Les combats vont gagner en intensité, au fur et à mesure que le temps passe, et s’étendre vers des zones, plus lointaines, formant un rayon d’action de plusieurs kilomètres à la ronde, se rappelle le moudjahid Benaissa Sabor, qui combattait sur la première ligne du front.

L’intervention des blindés et de l’aviation va enflammer encore davantage la zone de combat, selon le témoignage de ce moudjahid qui a vu tant de ces compagnons tombés à ses côtés, les armes à la main, affirmant que la zone de combat fut soumise, pendant d’interminables heures, à un déluge de feu, que crachaient sans interruption les canons de l’artillerie légère, déployée tout autour du "Djebel Mongorno".

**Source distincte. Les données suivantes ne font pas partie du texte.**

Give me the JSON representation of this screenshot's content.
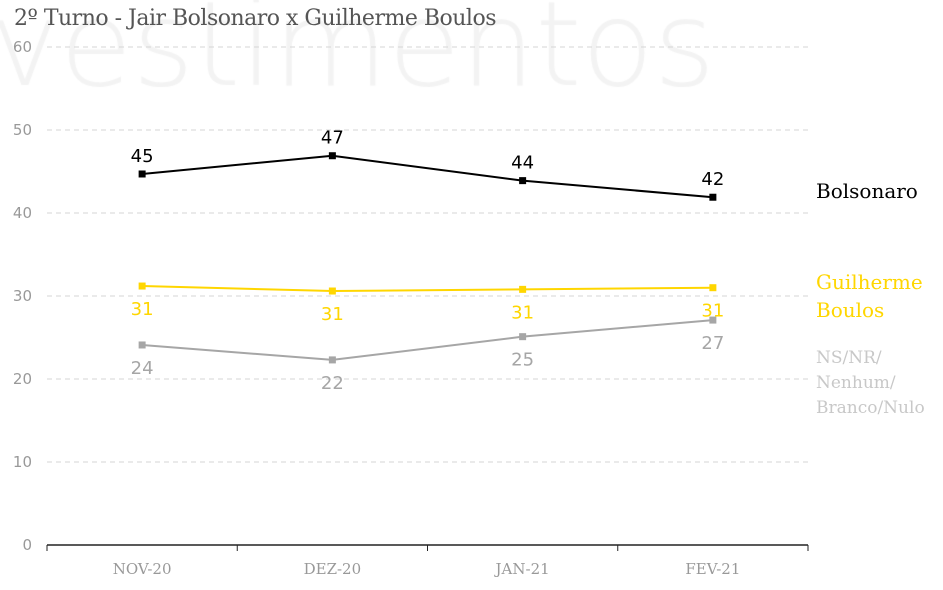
{
  "watermark": "vestimentos",
  "chart_data": {
    "type": "line",
    "title": "2º Turno - Jair Bolsonaro x Guilherme Boulos",
    "categories": [
      "NOV-20",
      "DEZ-20",
      "JAN-21",
      "FEV-21"
    ],
    "ylim": [
      0,
      60
    ],
    "yticks": [
      0,
      10,
      20,
      30,
      40,
      50,
      60
    ],
    "grid": true,
    "legend": "right",
    "series": [
      {
        "name": "Bolsonaro",
        "color": "#000000",
        "values": [
          44.7,
          46.9,
          43.9,
          41.9
        ],
        "labels": [
          "45",
          "47",
          "44",
          "42"
        ],
        "label_position": "above"
      },
      {
        "name": "Guilherme Boulos",
        "color": "#ffd600",
        "values": [
          31.2,
          30.6,
          30.8,
          31.0
        ],
        "labels": [
          "31",
          "31",
          "31",
          "31"
        ],
        "label_position": "below"
      },
      {
        "name": "NS/NR/ Nenhum/ Branco/Nulo",
        "color": "#a6a6a6",
        "legend_color": "#c8c8c8",
        "values": [
          24.1,
          22.3,
          25.1,
          27.1
        ],
        "labels": [
          "24",
          "22",
          "25",
          "27"
        ],
        "label_position": "below"
      }
    ]
  }
}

L’enfer venait également du ciel, enchaîne Benaissa Sabor, qui garde encore à l’esprit l’image du ballet incessant d’avions de combat, "Jaguar", "T6", "B26" et "B291" larguant leurs bombes sur les positions occupées par les éléments des katibate "Ezzoubiria" et "El-Hamdania", dans une tentative désespérée d’éviter une "déroute" qui commence à se dessiner, en cette fin de journée du 30 décembre 1958.

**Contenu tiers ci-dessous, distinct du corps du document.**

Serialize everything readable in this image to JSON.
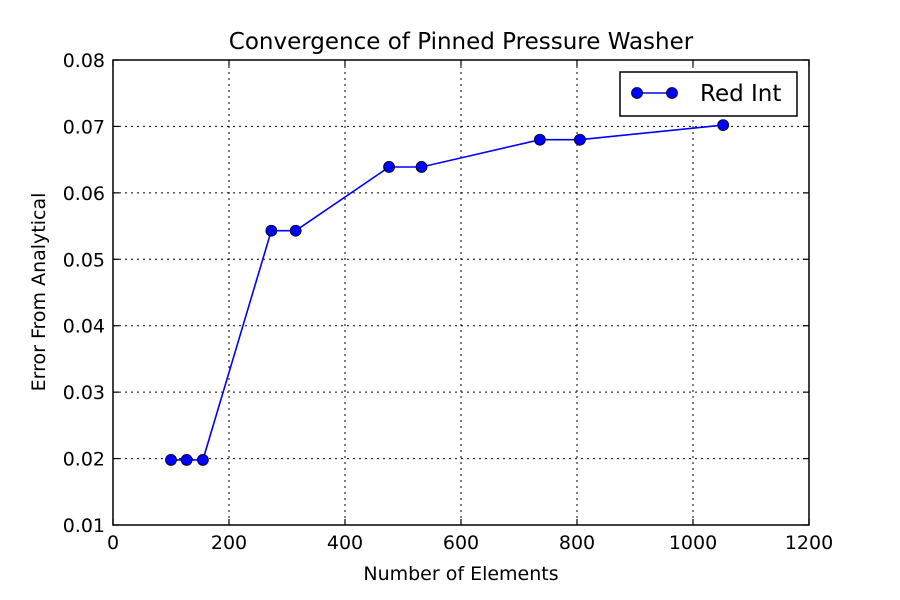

Le Moudjahid Boucherit confie que beaucoup de militaires engagés dans cette bataille avaient refusé le combat, en dépit des menaces et des intimidations de leurs supérieurs. Certains soldats du régiment de "tirailleurs", stationnés dans la région de Berrouaghia, limitrophe du théâtre des opérations, désobéissaient aux ordres qui leurs étaient donnés par la hiérarchie. Des renforts, venus de Blida et d’Alger, furent dépêchés sur place pour pallier au manque d’effectif qui pouvait s’avérer désastreux pour la suite des évènements, a-t-il indiqué.

L’heure du bilan

Aux crépuscules, quelques tirs sporadiques continuent de retentir, ici et là, moins intense qu’à la mi-journée où les combats faisaient rage. Tous les éléments de l’ALN, encore en vie ou légèrement blessés, avaient réussi à traverser les mailles du dispositif d’encerclement mis en place par l’armée coloniale, afin d’empêcher toute possibilité de retraite.

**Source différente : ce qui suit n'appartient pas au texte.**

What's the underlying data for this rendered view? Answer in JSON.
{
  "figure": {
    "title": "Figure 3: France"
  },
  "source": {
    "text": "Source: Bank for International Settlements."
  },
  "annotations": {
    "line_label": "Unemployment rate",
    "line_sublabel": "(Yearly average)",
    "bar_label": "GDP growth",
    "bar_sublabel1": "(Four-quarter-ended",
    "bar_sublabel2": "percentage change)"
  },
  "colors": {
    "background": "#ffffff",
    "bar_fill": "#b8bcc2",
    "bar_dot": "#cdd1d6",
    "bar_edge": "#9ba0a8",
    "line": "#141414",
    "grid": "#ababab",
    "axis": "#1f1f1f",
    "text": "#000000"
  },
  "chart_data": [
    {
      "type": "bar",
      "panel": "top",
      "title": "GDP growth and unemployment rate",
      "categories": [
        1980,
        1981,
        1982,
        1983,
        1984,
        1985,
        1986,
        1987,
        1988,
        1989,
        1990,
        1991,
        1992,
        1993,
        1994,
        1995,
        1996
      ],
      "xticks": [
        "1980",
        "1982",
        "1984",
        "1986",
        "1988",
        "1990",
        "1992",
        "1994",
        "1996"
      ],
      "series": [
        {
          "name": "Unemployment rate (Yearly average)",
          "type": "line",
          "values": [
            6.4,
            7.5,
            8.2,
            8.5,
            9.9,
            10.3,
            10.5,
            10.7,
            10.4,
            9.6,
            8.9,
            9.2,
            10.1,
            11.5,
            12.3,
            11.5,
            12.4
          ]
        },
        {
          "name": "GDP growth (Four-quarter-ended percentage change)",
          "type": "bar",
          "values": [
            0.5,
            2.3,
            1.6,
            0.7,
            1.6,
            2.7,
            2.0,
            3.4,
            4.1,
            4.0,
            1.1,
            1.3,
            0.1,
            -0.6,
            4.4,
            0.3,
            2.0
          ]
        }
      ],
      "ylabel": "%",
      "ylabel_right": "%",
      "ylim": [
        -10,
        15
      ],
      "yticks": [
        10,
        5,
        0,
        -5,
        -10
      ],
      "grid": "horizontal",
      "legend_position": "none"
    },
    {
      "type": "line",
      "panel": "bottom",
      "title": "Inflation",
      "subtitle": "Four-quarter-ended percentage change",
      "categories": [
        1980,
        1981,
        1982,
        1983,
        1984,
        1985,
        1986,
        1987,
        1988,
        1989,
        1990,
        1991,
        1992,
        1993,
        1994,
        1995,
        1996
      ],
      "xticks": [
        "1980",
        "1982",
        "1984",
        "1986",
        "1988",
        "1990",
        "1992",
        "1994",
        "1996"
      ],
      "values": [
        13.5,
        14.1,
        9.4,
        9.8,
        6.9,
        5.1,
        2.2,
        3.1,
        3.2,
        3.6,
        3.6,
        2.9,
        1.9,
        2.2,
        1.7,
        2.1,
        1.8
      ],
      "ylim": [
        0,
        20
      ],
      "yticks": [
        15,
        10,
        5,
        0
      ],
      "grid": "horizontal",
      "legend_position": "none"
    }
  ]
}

Des hommes s’étaient portés volontaire pour assurer le repli de leurs compagnons vers des maquis plus surs. Certains parviendront à rejoindre le reste des troupes, d’autres viendront rallonger la liste des martyrs, déplore le narrateur qui affirme que 140 valeureux combattants des katibate "Ez-Zoubiria" et "El-Hamdania" sont morts en martyrs lors de la bataille de "Djebel Mongorno". Beaucoup de ces martyrs, notamment parmi l’effectif de la katiba "El-hamdania", décimée presque entièrement, furent brûlés au "napalm", d’après les témoignages des moudjahid Benyekhlef Boucherit, blessé dans cette bataille, et Benaissa Sabor.

Côté français, certaines sources estiment les pertes à environ neuf cent (900) morts. Le chahid Hadj Hamdi dit Arslan, commissaire politique et poète durant la Révolution,cite en effet, dans l’un de ces poèmes le chiffre 900 morts. D’autres sources les situent aux environs de six cents (600) tués. Outre les pertes infligées à l’ennemi, la bataille de "Djebel Mongorno" a eu le mérite d’accélérer la réorganisation des unités combattantes de l’ALN, constituées, depuis cette bataille, d’un effectif réduit, très mobile, bien entraîné, doté d’un armement plus performant.

Cette bataille a inauguré également une nouvelle ère, marquée par la montée en puissance de la "guérilla urbaine", venue en réaction à la stratégie d’isolement de la Révolution et son confinement dans les maquis.